Белдав считал, что дешево отделался, — в это время года могли произойти и более крупные неприятности. Но он ошибся. Все неприятности были еще впереди…

4

Английский пароход был наполовину меньше, чем затонувшая «Пинега», но совершенно новый и построен с такими удобствами, каких и в помине не было на старом пароходе. Однако он не был приспособлен для перевозки пассажиров, поэтому разместить на нем двадцать восемь человек оказалась нелегкой задачей. Для командного состава нашлись каюты. В каждой поселили по два человека: Белдава с Дембовским в одну, Волдиса с Ингусом в другую, третью предоставили в распоряжение Иванова и Мяги. Остальные разместились у своих товарищей по профессии — матросы у матросов, кочегары у кочегаров.

Отогревшись и насытившись, пинегинцы быстро пришли в себя после тяжелых переживаний. Теперь им вспоминались разные мелочи, на которые во время опасности они не обращали внимания, некоторые факты приобрели неожиданный смысл и заставили задуматься о ряде привходящих обстоятельств. Во всем происшедшем самым непонятным был случай с Джонитом. О его болезни знали все; знали, что он больной выходил на работу и ему позволяли работать. Вспомнили и о том, что Джонит, пожалуй, остался бы на тонущем пароходе, если бы не вмешался второй штурман. Из всех этих фактов, которым при иных обстоятельствах можно было легко найти оправдание, Ингус теперь плел сеть обвинений против капитана Белдава. Дело было, конечно, не в болезни Джонита и не в том, что его чуть не оставили на пароходе, — все раскрылось благодаря длинному Путраймсу и Лехтинену и странному их видению на утренней заре, перед появлением английского парохода; Путраймс неосмотрительно рассказал об этом Ингусу. Лехтинен подтвердил его слова, и таким образом у Ингуса сложилось определенное убеждение в том, что Джонит был брошен в море живым.

Он рассказал об этом Волдису, Иванову и Зирнису, всей команде «Пинеги», за исключением Белдава, стюарда и первого механика. Общее мнение всех было, что гибель Джонита произошла по чьему-то злому умыслу. Виновным считали Белдава.

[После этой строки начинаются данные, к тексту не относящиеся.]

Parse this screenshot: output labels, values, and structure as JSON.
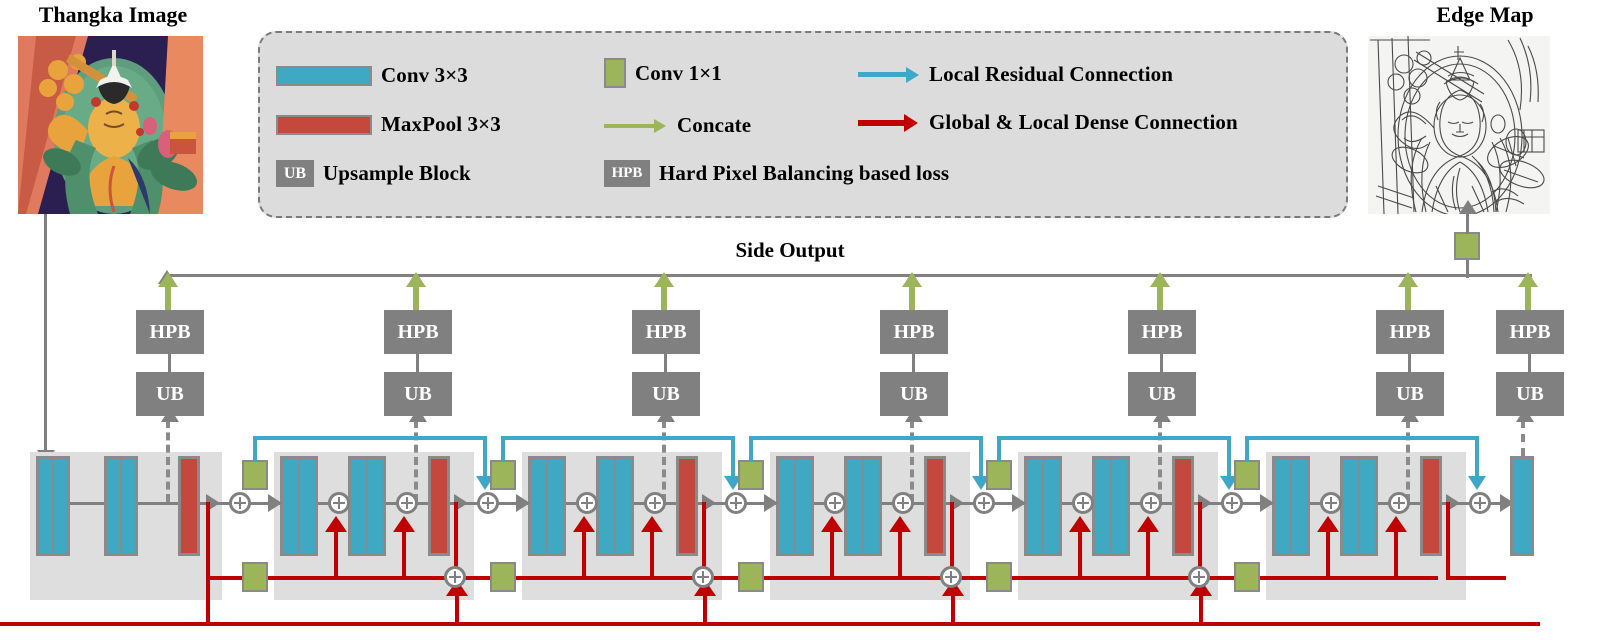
{
  "figure": {
    "type": "diagram",
    "subject": "Thangka image edge detection network architecture",
    "input_title": "Thangka Image",
    "output_title": "Edge Map",
    "side_output_label": "Side Output"
  },
  "legend": {
    "items": [
      {
        "id": "conv3",
        "icon": "conv-3x3-swatch",
        "label": "Conv 3×3"
      },
      {
        "id": "maxpool",
        "icon": "maxpool-3x3-swatch",
        "label": "MaxPool 3×3"
      },
      {
        "id": "ub",
        "icon": "upsample-block-badge",
        "badge": "UB",
        "label": "Upsample Block"
      },
      {
        "id": "conv1",
        "icon": "conv-1x1-swatch",
        "label": "Conv 1×1"
      },
      {
        "id": "concate",
        "icon": "concate-arrow",
        "label": "Concate"
      },
      {
        "id": "hpb",
        "icon": "hpb-badge",
        "badge": "HPB",
        "label": "Hard Pixel Balancing based loss"
      },
      {
        "id": "lrc",
        "icon": "local-residual-arrow",
        "label": "Local Residual Connection"
      },
      {
        "id": "gldc",
        "icon": "global-dense-arrow",
        "label": "Global & Local Dense Connection"
      }
    ]
  },
  "blocks": {
    "ub_label": "UB",
    "hpb_label": "HPB"
  },
  "stages": [
    {
      "index": 1,
      "conv_count": 2,
      "has_pool": true,
      "has_hpb": true
    },
    {
      "index": 2,
      "conv_count": 2,
      "has_pool": true,
      "has_hpb": true
    },
    {
      "index": 3,
      "conv_count": 2,
      "has_pool": true,
      "has_hpb": true
    },
    {
      "index": 4,
      "conv_count": 2,
      "has_pool": true,
      "has_hpb": true
    },
    {
      "index": 5,
      "conv_count": 2,
      "has_pool": true,
      "has_hpb": true
    },
    {
      "index": 6,
      "conv_count": 2,
      "has_pool": true,
      "has_hpb": true
    },
    {
      "index": 7,
      "conv_count": 1,
      "has_pool": false,
      "has_hpb": true
    }
  ],
  "colors": {
    "conv": "#3fa9c4",
    "maxpool": "#c4483d",
    "conv1x1": "#9cb55b",
    "block_gray": "#808080",
    "stage_panel": "#dedede",
    "legend_bg": "#dcdcdc",
    "residual_cyan": "#3fa8c9",
    "dense_red": "#c00000",
    "flow_gray": "#808080"
  }
}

Люди избегали Белдава, встречаясь с ним на палубе, провожали его косыми взглядами, уклонялись от разговоров с ним и всячески бойкотировали его. Белдав каким-то путем узнал причину бойкота. Только теперь он понял, какую допустил ошибку, приказав бросить Джонита в море. И странно: теперь он сожалел о том, что английский пароход появился так скоро после этой злополучной истории. Если бы он спас их несколькими днями позже — оправданием послужило бы соображение, что Джонит все равно не дожил бы до появления парохода.

Считая для себя неудобным лично вести по этому вопросу разговоры, Белдав обратился к посредничеству Кампе. Стюард ежедневно навещал матросов и кочегаров в кубрике и всеми силами пытался оправдать поступок капитана. Он утверждал, что Белдав проверял пульс Джонита, неоднократно убеждался, что сердце не работает, и его, Кампе, приглашал проверить это. Перед тем, как бросить Джонита в море, он посоветовался с Дембовским и только тогда решился на это. И если бы, мол, Джонит был жив, это бы почувствовали матросы, помогавшие Кампе поднимать его на борт. Слова капитана могли подтвердить четыре человека, и только двое опровергали их. Неужели двоим можно верить больше, чем четверым?

Но ничто не помогало. Сомнения людей уже нельзя было рассеять, и спасенные моряки продолжали свой путь в Ливерпуль в самом мрачном настроении.

В Ливерпуле их высадили на берег и оставили на попечении русского консула.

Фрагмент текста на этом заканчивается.